W3C home > Mailing lists > Public > public-lod@w3.org > June 2011

Re: Think before you write Semantic Web crawlers

From: Richard Cyganiak <richard@cyganiak.de>
Date: Thu, 23 Jun 2011 10:01:06 +0100
Cc: public-lod@w3.org
Message-Id: <76038FA6-CBCB-4C3A-A357-33746691CE8E@cyganiak.de>
To: antoine.zimmermann@insa-lyon.fr
Antoine,

On 23 Jun 2011, at 07:27, Antoine Zimmermann wrote:
>> I started a list here: http://www.w3.org/wiki/Bad_Crawlers
> 
> What's the use of this list?
> Assume it stays empty, as you hope. What's the use?

That should be obvious.

> Assume it gets filled with names: so what? It does not prove these
> crawlers are bad. The authors of the crawlers can just remove themselves
> from the list.

Check out the "watch" and "history" tabs on that page.

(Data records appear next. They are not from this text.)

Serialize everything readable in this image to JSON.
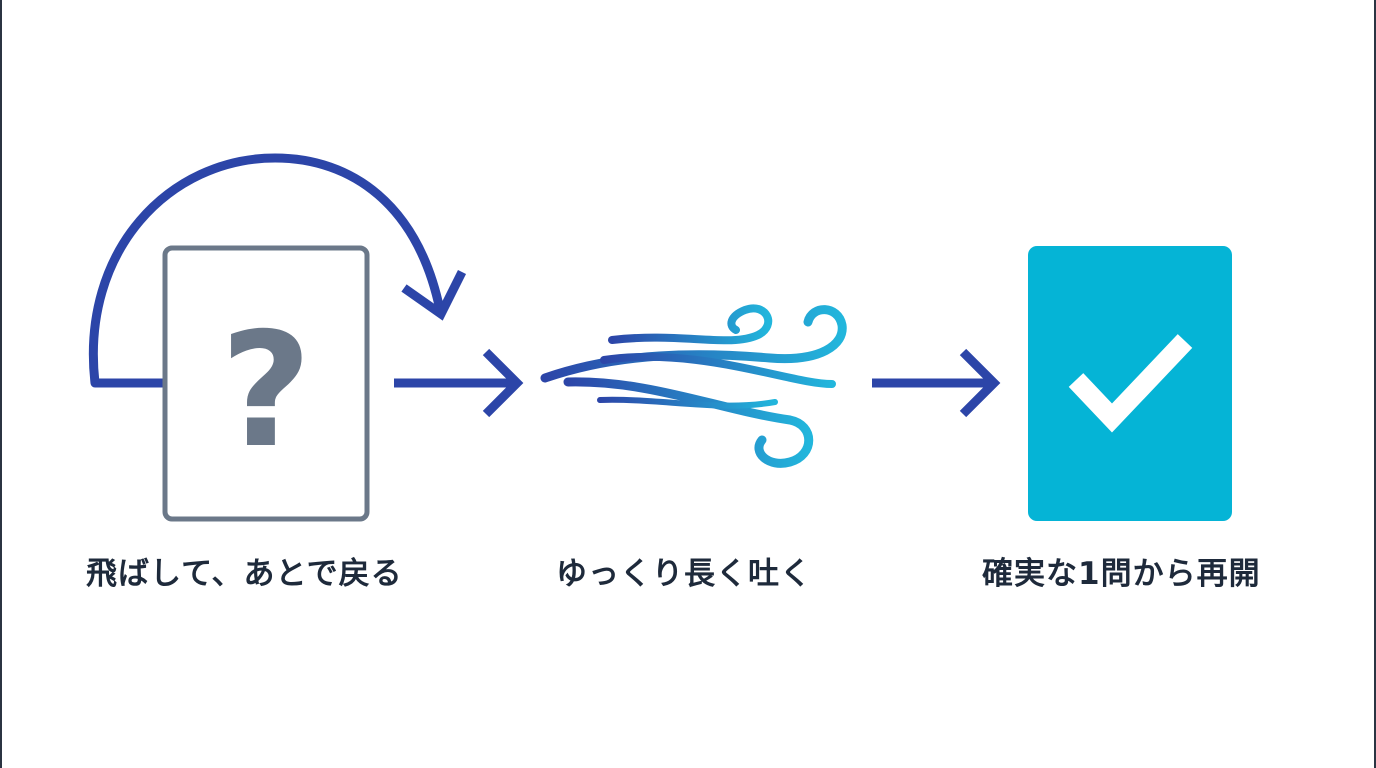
{
  "steps": [
    {
      "label": "飛ばして、あとで戻る",
      "icon": "skip-question-icon",
      "symbol": "?"
    },
    {
      "label": "ゆっくり長く吐く",
      "icon": "wind-breath-icon"
    },
    {
      "label": "確実な1問から再開",
      "icon": "check-card-icon"
    }
  ],
  "colors": {
    "arrow": "#2c45a8",
    "card_border": "#6b7889",
    "question_mark": "#6b7889",
    "check_card": "#05b4d6",
    "wind_light": "#22b6dc",
    "wind_dark": "#2c45a8",
    "caption_text": "#1e2a3b"
  }
}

> If a crawler is on the list, chances are that nobody
> would notice anyway, especially not the kind of people that Martin is
> defending in his email.

It takes very little effort to make a copy-paste Apache config snippet that blocks the offending IP ranges. Pointing the victims of abusive crawlers to such a snippet is a first-aid measure.

> If a crawler is put to the list because it is
> bad and measures are taken, what happens when the crawler get fixed and
> become polite? And what if measures are taken while the crawler was not bad at all to start with?

It shifts some pain from the server operators to the crawler operators who have to see how they get off the list again. That's a good thing.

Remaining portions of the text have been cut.